Red Letter Day

Wednesday, February 28, 2007

The domestic partner registry: The Candidates speak

Below you will find the official pubic-stated opinions of all six Lawrence City Commission candidates on the proposed domestic partner registry for Lawrence. I am pretty sure that this is the first time all of these have been in one place for comparison. Click on each candidate's name to be linked to the complete interview from which the domestic registry opinion was excerpted.

A couple notable trends stand out:

1. The three "progressive" candidates are the only ones who forthrightly said "yes" they will support the registry.
2. None of the "developer" candidates gave an outright "no" answer, but none said "yes" either. All of them seemed to weasel out of giving any kind of straight answer (pun intended). Judging from the answers Dever and Chestnut gave, I think it may be possible to educate these folks on the need and desirability of a domestic partnership ordinance.

Even though the Kansas Equality PAC has officially endorsed the three progressive candidates (Maynard-Moody, Schauner, and Highberger), an endorsement I agree with, we should try to educate the other candidates as well about why the domestic partner ordinance is both good for business and good for the town as a whole. Both Dever and Chestnut I think could be brough around to this point of view, although I doubt Bush (as a Southern Baptist minister) would.

Anyway, here are the views of the six candidates:

Carey Maynard-Moody: I'm very supportive of it.

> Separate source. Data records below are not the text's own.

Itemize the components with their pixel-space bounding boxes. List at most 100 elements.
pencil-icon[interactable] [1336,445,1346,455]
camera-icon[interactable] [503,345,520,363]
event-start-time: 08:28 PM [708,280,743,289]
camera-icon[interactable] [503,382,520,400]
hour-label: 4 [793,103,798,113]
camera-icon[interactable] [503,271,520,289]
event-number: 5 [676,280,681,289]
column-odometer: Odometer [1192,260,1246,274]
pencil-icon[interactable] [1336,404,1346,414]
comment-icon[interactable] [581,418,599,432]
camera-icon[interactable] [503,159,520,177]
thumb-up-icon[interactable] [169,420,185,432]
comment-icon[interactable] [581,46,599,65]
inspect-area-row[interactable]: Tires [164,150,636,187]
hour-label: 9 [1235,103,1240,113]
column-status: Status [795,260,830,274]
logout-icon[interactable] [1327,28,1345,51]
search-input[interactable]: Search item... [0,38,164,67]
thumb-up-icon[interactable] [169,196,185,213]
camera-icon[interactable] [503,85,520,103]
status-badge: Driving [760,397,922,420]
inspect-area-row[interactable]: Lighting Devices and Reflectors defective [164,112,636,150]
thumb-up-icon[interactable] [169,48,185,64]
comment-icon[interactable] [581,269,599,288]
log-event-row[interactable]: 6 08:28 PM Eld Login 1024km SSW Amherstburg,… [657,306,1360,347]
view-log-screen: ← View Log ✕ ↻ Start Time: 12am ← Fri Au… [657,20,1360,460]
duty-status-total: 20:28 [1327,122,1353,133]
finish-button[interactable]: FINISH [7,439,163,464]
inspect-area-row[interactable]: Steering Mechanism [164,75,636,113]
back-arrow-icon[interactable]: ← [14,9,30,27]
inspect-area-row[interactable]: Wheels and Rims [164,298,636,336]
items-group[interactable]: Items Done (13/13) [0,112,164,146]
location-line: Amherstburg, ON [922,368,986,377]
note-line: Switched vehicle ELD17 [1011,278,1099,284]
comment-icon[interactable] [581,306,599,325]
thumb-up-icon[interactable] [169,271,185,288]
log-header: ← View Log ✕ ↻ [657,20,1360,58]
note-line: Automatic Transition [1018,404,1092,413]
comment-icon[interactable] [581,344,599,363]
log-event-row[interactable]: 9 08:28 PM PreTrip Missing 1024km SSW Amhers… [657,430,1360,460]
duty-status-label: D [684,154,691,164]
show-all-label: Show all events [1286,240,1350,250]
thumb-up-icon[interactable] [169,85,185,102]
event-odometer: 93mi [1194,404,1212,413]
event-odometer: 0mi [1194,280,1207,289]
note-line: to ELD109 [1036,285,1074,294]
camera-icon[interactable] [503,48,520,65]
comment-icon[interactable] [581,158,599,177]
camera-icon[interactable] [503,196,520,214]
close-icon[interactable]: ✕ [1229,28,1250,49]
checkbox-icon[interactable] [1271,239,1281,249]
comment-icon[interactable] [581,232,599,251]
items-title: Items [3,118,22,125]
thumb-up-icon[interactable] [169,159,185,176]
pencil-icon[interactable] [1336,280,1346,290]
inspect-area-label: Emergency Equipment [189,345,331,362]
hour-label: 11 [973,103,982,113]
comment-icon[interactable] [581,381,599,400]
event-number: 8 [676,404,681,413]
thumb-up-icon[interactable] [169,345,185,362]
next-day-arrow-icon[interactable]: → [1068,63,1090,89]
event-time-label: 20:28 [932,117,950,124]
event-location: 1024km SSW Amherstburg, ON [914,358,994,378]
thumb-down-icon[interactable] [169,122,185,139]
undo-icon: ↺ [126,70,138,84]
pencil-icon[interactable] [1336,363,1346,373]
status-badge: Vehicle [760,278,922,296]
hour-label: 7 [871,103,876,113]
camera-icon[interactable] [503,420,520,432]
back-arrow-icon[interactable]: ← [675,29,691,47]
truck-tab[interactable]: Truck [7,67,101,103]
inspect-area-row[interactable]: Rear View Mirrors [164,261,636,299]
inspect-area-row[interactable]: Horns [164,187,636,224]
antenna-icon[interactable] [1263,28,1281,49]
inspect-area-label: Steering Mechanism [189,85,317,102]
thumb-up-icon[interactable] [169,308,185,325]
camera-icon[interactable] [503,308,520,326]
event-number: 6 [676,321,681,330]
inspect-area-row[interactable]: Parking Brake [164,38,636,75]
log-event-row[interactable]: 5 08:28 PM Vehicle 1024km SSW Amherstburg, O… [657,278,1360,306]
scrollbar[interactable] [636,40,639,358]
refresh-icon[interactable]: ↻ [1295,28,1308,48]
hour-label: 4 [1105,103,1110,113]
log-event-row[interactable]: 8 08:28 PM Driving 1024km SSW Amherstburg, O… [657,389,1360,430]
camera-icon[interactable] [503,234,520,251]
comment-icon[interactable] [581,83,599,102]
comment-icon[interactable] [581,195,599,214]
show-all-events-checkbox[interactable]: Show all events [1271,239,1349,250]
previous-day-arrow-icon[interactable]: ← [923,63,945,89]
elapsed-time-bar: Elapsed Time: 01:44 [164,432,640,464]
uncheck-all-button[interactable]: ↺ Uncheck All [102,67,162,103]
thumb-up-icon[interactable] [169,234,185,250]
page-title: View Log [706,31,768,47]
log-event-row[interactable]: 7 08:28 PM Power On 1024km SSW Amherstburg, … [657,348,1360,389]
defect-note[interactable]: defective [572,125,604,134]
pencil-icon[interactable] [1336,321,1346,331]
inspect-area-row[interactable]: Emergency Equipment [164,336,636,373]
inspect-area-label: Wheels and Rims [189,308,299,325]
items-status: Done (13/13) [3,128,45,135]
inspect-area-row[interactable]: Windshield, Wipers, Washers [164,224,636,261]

Human rights should not distinguish between race, religion, gender, sexual orientation... We all benefit from protecting human rights.

David Schauner: Thanks for your inquiry about this important issue. I voted to support creation of the registry and believe that it will offer a valuable benefit to all unmarried couples without regard to sexual orientation if their employers choose to make those benefits available.

Boog Highberger: I support creation of a local domestic partnership registry. I share the view of former Attorney Phill Kline (as reported in the Journal World) that a domestic partnership registry would not conflict with the recently passed Marriage Amendment. A domestic partnership registry could help give a lot of Lawrence citizens access to health care benefits that they are not eligible for now.

Mike Dever: I am against discrimination of any kind. I believe that we as a community must be prepared to defend the rights of our citizens. I need to become more informed on this issue to be able to make a sound decision as a commissioner if I am elected.

Rob Chestnut: I would like to ensure that we are not going to have any legal entanglements going forward in considering the domestic partner registry. Secondly, I need to understand more about the potential benefits that it offers citizens of Lawrence. I am not aware of those employers that offer benefits to domestic partners, so I would like to make an informed decision on the impact of the ordinance. Finally, I would like to know what the cost is to the city. This would allow me to make an informed decision.

James Bush: Thank you for asking this question that so many in the community are pondering during this election season. I haven't seen the actual wording of the proposed ordinance so I may be at a disadvantage to address specific language but, I do have an opinion. First, I am opposed to discrimination in any form. I do know the city has an ordinance that addresses discrimination in hiring practices. The questions I have in regard to this registry is what the economic impacts are from such a registry and have these consequences been fully considered.